Eighty years later, driven by the political backing of another American president, some governments and scientists pinned their hopes of finding an effective treatment for COVID-19 on chloroquine. Donald Trump supported the use of antimalarials—especially hydroxychloroquine, a chemical derivative of chloroquine made with an oxygen atom and a hydrogen atom. Its formulation makes it more “agile” to inhibit the reproduction of infectious agents such as viruses and parasites, explains Venezuelan virologist José Esparza.
Ten days after the World Health Organization declared the outbreak a pandemic, Trump said that hydroxychloroquine and azithromycin offered a “real opportunity” to become one of the greatest game-changers in medical history. A group of French researchers reported improvements in twenty COVID-19 patients treated with the drugs, and in vitro cell tests indicated that antimalarials helped to slow down the reproduction of the virus.
Upon testing positive for COVID-19, Brazilian President Jair Bolsonaro recorded a video of himself taking a hydroxychloroquine pill. In Venezuela, Nicolás Maduro congratulated the scientists working on the local production of chloroquine diphosphate, and the Ministry of Health ordered medical professionals to treat COVID-19 patients with chloroquine when the lockdown started on Monday, March 16, 2020.
Chloroquine and hydroxychloroquine were included in one of the four groups of drugs that the WHO incorporated into Solidarity, a global clinical trial aiming to test the effectiveness of known and available treatments for other diseases, against COVID-19. Other drugs include remdesivir, which has been used for Ebola and respiratory syndromes, lopinavir/ritonavir, used for HIV, and interferon β-1a, which treats multiple sclerosis.

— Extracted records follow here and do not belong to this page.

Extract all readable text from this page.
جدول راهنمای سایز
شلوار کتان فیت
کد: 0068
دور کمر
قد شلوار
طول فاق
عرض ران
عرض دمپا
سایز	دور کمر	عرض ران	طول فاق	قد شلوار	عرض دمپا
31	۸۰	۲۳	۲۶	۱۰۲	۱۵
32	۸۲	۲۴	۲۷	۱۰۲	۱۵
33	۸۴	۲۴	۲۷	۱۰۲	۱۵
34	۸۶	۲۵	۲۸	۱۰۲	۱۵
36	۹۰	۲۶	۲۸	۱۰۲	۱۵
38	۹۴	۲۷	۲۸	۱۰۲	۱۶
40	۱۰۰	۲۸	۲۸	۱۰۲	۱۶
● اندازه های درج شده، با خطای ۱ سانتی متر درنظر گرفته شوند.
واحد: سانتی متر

Even though researchers warned about the lack of scientific evidence showing that antimalarials were effective against the coronavirus, on Monday, May 18, Trump confirmed that he was taking hydroxychloroquine to prevent contagion. Four days later, the scientific journal The Lancet published a study attributing “an increase in the risk of ventricular arrhythmias and an increased risk of hospital death” in COVID-19 patients to the use of chloroquine and hydroxychloroquine. The finding forced the WHO to temporarily suspend the drugs from the Solidarity program.
A group of 174 physicians, scientists, statisticians, and ethicists questioned the quality of the data and the methodology used to support the findings in The Lancet study. The group cited the study’s use of medical records of 96,032 patients treated in 671 hospitals, records which were collected by an unknown international consulting firm called Surgisphere. They demanded clarification on the terms of the data sharing agreements between Surgisphere and the governments and hospitals that provided the patient information, but the authors refused. In a letter to the editor of The Lancet, they asked the WHO to conduct an independent verification of the data. The journal retracted the study; suspicions that chloroquine and hydroxychloroquine were harming the patients receiving coronavirus treatments still remained.